Field of the Invention
This invention relates generally to a sandwich structure including a non-conducting core that is employed to weld different metal structures together and, more particularly, to a method for welding different vehicle metal panels together using a sandwich structure having a non-conducting core so as to eliminate galvanic corrosion between the panels.
Discussion of the Related Art
A typical vehicle will include a configuration of structural support members, sometimes referred to as a vehicle frame or chassis, that are secured together in a desired configuration using suitable bolts, welds, adhesives, etc. In order to provide a desired combination of style, strength and weight of the vehicle, these structural elements are often made of different metals, such as aluminum and steel. When different electrically conductive metal components are secured together by welds, bolts, etc., galvanic corrosion sometimes occurs at the interface between the different metals, which reduces the integrity of the material at the joint over time. Various procedures are known in the art to reduce galvanic corrosion between two dissimilar metals, such as by providing a non-electrical barrier or coating on the metal structural elements, for example, providing anodized aluminum.

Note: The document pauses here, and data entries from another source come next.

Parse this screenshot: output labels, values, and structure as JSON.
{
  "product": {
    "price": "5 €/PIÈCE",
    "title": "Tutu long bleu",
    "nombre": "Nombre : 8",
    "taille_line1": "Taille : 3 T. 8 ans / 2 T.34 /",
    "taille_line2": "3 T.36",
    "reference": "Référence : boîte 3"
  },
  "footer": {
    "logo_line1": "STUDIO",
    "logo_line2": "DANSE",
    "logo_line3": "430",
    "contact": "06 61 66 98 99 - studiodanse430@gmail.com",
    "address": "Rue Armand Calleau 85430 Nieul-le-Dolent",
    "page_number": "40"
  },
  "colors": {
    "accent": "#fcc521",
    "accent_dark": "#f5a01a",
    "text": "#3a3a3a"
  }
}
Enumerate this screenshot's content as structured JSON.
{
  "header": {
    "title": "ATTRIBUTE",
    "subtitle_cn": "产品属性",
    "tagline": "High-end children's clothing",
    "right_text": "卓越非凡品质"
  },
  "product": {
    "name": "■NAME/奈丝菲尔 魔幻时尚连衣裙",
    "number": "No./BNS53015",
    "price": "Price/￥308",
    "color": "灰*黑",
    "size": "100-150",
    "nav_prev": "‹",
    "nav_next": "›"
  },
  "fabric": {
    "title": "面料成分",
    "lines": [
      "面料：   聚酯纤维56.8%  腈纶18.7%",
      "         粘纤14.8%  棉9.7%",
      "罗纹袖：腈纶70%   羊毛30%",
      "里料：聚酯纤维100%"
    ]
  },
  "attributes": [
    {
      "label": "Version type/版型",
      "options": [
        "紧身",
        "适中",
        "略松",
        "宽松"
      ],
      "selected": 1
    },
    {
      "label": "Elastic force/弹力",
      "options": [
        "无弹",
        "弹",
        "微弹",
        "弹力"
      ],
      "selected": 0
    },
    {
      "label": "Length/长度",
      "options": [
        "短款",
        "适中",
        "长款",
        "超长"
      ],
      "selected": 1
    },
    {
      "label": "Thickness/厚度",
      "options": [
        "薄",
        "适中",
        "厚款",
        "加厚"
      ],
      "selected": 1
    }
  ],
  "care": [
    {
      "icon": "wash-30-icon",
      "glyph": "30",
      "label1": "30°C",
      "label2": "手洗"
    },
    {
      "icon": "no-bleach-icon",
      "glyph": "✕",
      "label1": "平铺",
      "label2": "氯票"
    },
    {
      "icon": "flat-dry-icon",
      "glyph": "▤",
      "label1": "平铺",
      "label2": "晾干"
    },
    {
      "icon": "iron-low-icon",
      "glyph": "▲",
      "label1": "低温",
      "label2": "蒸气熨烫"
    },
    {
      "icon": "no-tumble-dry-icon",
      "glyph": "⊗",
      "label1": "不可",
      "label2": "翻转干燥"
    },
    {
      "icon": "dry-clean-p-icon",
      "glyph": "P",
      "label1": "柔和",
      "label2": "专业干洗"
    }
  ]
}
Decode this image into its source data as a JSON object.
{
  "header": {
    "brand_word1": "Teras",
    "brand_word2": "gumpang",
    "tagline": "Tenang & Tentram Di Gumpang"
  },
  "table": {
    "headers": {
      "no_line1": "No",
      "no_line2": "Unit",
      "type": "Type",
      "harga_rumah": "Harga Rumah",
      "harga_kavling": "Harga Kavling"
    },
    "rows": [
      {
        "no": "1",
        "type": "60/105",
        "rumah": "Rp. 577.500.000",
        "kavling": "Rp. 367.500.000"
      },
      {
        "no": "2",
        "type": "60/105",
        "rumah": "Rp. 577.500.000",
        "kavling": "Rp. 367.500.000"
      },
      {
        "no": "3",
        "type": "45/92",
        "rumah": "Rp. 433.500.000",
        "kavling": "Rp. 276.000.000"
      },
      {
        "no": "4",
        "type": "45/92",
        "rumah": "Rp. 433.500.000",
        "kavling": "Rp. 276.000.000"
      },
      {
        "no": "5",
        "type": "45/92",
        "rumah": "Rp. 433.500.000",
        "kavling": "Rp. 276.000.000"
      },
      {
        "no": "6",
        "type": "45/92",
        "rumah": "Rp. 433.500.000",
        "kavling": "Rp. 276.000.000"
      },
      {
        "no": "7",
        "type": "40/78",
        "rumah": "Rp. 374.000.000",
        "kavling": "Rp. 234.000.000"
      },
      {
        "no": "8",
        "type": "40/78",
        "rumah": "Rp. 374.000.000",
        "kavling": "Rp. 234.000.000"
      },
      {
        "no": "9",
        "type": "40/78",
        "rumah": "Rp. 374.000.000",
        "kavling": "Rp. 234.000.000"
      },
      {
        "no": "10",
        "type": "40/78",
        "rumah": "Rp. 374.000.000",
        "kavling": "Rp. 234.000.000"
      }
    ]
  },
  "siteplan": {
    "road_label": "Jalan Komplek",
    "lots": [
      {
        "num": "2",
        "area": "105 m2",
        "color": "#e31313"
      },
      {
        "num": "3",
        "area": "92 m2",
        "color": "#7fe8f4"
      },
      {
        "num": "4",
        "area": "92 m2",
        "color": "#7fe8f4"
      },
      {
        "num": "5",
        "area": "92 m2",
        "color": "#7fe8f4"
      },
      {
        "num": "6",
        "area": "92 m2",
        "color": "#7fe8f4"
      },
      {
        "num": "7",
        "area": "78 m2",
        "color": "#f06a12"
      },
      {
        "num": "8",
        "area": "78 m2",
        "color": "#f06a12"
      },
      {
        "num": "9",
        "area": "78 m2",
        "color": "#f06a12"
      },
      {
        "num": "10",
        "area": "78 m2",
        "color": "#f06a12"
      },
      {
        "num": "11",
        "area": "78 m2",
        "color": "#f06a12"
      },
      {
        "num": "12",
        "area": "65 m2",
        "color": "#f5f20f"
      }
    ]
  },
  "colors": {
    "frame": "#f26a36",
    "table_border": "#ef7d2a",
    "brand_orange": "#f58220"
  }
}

Although these known techniques for reducing or eliminating galvanic corrosion have been generally successful, improvements can still be made.
It is known in the art to provide vehicle structural members having sandwich structures. These structural members can generally be categorized into three designs, namely, hollow beams that are fully or partially reinforced with a polymer or metallic foam, single or dual-sided facesheets reinforced with a honeycomb-like cellular core, and formed composite structural member. For hollow metallic or polymer matrix composite tube structures, which are fully or partially reinforced with a lightweight foam core, the material used for the core can be either a metallic or polymeric foam that is bonded, mechanically attached or interference fit into the tube structure. The purpose of the core is to carry shear loads in the sandwich structures and absorb energy in the event of a low or high speed impact, which is a distinction dependent on the density and composition of the foam. The use of honeycomb or honeycomb-like ordered cellular cores to provide reinforcement to one or two flat facesheets have an open-sided sandwich designs and have honeycomb, discrete-stiffened or wine-crate structures extending from the front face of the structural member back towards the passenger compartment of the vehicle.
It is also known in the art to fabricate a three-dimensional network of photopolymer waveguides comprising a unitary truss or lattice architecture, hereafter referred generally as a micro-truss structure or micro-truss core. For example, U.S. Pat. Nos. 7,653,279 and 7,382,959 disclose a process for fabricating such a micro-truss structure. Generally, the process includes providing a reservoir or mold filled with a volume of a curable monomer and covered by a mask including strategically positioned apertures. UV light sources are positioned relative to the mask and exposure to collimated UV light through the mask apertures forms a series of interconnected self-propagating photopolymer waveguides, referred to herein as struts, to form the truss or lattice architecture. Once the photopolymer waveguides are formed, the reservoir is emptied of the unpolymerized monomer which was not exposed to UV light. The micro-truss structure may then undergo a post-cure operation to increase the cross-link density in the photopolymer waveguides. This post-cure may be accomplished via a thermal cure, an additional exposure to UV light, an equivalent method or combinations thereof.